Miss Jeanie was probably not more than forty-five, and Miss Maggie some six years older. They were both moderately tall, moderately stout, and of a healthy, homely aspect which did not challenge observation. Miss Jeanie, indeed, wore a curly fringe, and on muddy days a serge golf-skirt that barely reached her substantial ankles, but Miss Maggie's mouse-coloured hair was brushed back over a cushion and displayed every inch of her intellectual forehead. Miss Maggie took in "Wise Words," and had literary leanings toward everything of an improving character.

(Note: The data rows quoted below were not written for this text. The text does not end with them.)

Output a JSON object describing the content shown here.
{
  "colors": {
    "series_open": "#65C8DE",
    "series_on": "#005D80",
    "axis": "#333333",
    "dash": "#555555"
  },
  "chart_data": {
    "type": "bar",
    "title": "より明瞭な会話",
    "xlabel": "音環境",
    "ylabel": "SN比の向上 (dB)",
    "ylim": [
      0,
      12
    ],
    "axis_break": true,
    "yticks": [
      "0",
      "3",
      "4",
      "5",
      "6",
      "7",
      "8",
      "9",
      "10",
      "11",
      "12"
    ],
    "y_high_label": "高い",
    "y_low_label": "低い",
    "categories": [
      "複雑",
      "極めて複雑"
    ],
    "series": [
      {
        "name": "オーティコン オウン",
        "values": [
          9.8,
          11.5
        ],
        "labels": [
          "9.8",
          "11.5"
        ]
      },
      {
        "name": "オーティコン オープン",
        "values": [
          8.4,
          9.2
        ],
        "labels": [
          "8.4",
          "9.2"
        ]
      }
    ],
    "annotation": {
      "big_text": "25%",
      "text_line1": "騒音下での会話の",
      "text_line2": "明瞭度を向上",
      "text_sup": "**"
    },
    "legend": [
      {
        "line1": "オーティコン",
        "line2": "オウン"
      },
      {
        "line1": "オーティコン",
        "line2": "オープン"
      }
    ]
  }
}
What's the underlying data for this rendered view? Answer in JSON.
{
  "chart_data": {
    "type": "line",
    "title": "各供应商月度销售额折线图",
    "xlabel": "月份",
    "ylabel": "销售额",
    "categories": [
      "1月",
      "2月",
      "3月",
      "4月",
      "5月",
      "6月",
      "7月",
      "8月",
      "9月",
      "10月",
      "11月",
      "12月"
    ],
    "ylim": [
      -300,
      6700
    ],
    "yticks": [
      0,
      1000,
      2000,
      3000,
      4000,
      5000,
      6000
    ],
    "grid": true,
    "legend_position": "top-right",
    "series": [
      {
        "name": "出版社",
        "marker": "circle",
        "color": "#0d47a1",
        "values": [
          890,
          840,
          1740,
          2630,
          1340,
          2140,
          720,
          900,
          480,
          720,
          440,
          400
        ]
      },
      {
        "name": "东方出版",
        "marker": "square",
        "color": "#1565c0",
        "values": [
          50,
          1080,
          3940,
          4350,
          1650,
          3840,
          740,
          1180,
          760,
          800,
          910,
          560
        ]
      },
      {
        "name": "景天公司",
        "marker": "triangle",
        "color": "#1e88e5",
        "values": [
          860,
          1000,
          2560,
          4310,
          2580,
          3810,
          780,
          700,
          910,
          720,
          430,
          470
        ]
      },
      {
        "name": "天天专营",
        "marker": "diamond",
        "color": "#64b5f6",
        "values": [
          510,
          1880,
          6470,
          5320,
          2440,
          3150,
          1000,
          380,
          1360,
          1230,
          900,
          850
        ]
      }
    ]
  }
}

At one time they had kept a "fancy-work emporium" on the South-side, but they had not been dependent upon their sales of Berlin wool or crochet cotton, and as the emporium was by no means thronged with customers it had seemed good to them to retire from business and seek in the country that seclusion and select society which their genteel souls hungered after.
They were sincerely convinced that the emporium of the past could not in any way preclude their reception into such society.
"It could not exactly be called trade, me dear," Miss Maggie argued, "for you see our clientèle was so exceedingly select. We were never called upon to serve a man in all the years——"
"Not so very many years, Maggie," Miss Jeanie would interrupt.
"During the time our residence was above the emporium," Miss Maggie continued calmly. "That makes a very great difference. Anybody can come into an ordinary shop. A stationer's now—a man might burst into a stationer's at any minute to buy envelopes or elastic bands, or a bit rubber: but no man would dream of entering a—place where Berlin wools and fingering and sewing silks are to be had. And you know, me dear, it always seems to me that so long as no strange man has had the opportunity to accost one, one's delicacy cannot be said to have suffered in any way."
"I've heard," said Miss Jeanie, with a little sigh, "that in London one may be accosted on the public street. It must be terrible to be accosted by a strange man. I think I should faint away at his feet from sheer terror."
"Indeed," replied Miss Maggie, bridling. "I should do no such thing. I would freeze him with a glance."
So far, however, neither of these ladies had been called upon either to faint or to freeze. Mankind had passed them by in decorous silence. Neither of them had ever been accosted by anyone more alarming than a village urchin, and their delicacy and their gentility remained unimpaired. For truly they were vastly genteel.
The real and chief attractions of Burnhead had been that the rent of their modest residence was very small, that the "big house" was occupied by "a lady of title," and that there were only two other houses in the village having any claim to be the abodes of gentility, namely, the Manse and Remote.